A subdomain is technically a part of the main website but, unlike a subfolder or subdirectory, it functions just like a completely separate domain. At least, that’s how it’s normally perceived by the search engines. This kind of website architecture has been used for years, and you’ve likely seen it quite often. For example, if you had a website on “example.com” a subdomain could be “mail.example.com” or “about.example.com.”
Subdomains are often used on various websites for different purposes. The question is: are they effective and should you be using them, too?
The short answer, is no, but there are some exceptions. Let’s take a closer look.
Why are Companies Using Them?
There are several reasons why a company may choose to divide their website up into a number of subdomains. The most common (and valid) reason is based on infrastructure concerns. In some cases, the way a website was initially constructed makes it very difficult to add new content in any other way.
Even if it is necessary, though, it isn’t just something that a company should do for small endeavors. It’s more something that would be useful for larger promotions, online services, and other similar developments.
Subdomains are a very flexible way to do this because it usually doesn’t cost anything extra to add them. The domains you own are usually allowed a certain number of subdomains.
There are also some major websites that will use subdomains to segment their audience. Examples include en.wikipedia.org, or newyork.craigslist.com. In these cases, it is unlikely that users will have any other need to visit ja.wikipedia.org, so the company often finds it more effective to divide their content for ease of organization.
Along those lines, language concerns and geo-targeted pages may lead to subdomain usage. This allows the company to put all English content on one domain and then, as they move into new markets, they can use the same content, translated into another language, on the other subdomains.
However, most of these instances can be handled just as well with a subdirector or subfolder, so unless your website is limiting you in some way, it’s usually recommended to avoid subdomains.
Where It Went Wrong
There was a time when subdomains were considered the right way to go. There were several potential reasons why a company would divide up their website, but most of them (like those above) have proven to be ineffective at best.
There was a time when one could argue for the merits of themed subdomains. In other words, a company that sold red widgets and blue widgets might have a domain for red.widgets.com and blue.widgets.com. The hope was that the search engines would treat them as separate websites and rank them both on the first page.
Of course, some companies also tried to game the system. Since the search engines recognized subdomains as independent websites this seemed like an opportunity to link back and forth and improve rankings. There was also a theory that, since Google was actively trying to limit the number of results from a single company, this could help secure more than one spot on the front page for the same business.
It doesn’t take Google too long to see when that kind of thing is going on, though, and while it’s unlikely that linking between subdomains will hurt your rankings, it’s also unlikely that it will be more effective than simply putting your best, sharable content on a single, primary domain.
Potential Problems with Subdomains
There are several reasons why subdomains are no longer considered best practices for online companies. First of all, it is very much like dealing with two full websites, each with their own online marketing demands. That can be quite a challenge, especially if you’re just starting the business.

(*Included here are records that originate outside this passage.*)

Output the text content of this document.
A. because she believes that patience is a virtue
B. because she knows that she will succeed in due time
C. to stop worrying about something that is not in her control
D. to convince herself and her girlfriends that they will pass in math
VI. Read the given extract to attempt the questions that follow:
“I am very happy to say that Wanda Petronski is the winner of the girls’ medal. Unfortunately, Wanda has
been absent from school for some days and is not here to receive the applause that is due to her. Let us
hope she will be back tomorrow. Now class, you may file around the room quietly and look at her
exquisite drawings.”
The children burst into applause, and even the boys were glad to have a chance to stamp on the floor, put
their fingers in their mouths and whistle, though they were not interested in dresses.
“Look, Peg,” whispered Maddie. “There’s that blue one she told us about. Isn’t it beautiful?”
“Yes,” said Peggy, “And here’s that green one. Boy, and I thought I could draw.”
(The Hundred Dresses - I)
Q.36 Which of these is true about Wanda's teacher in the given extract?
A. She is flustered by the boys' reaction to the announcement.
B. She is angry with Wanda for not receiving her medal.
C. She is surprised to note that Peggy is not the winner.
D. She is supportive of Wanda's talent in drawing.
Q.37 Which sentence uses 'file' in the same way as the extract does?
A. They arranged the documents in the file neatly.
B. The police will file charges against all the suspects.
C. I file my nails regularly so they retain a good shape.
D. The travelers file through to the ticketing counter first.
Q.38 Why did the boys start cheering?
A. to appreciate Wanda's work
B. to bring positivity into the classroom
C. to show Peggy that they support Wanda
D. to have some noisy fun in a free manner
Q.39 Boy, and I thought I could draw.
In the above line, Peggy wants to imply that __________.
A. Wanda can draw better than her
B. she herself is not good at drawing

Subdomains can also cannibalize your own rankings. Search engines are unlikely to rank both your domains these days, and that means you’ve spent a lot of time and effort trying to get two domains to squeak onto the results page that you could have spent ensuring that a single domain dominated the results.
An SEO Advantage
While Google hasn’t officially stated one way or the other, most tests in this area suggest that it’s better to stick with subdirectories than use subdomains. Several tests have shown that when a subdomain is incorporated back into the primary domain, the rankings tend to perform much better.
Having said that, though, subdomains can be used in certain circumstances. They are often easier to use from an infrastructure perspective, and it can be a way to cope with extremely high traffic. However, when it is possible, it’s normally recommended that the subdomain be switched over to the primary website as soon as possible.
From an online marketing and growth perspective, companies should normally focus on directing as much traffic as they can to the great content on their main domain. This way, all the link juice and domain authority that you’re building can benefit your overall growth strategy and your efforts won’t have to be divided near as much.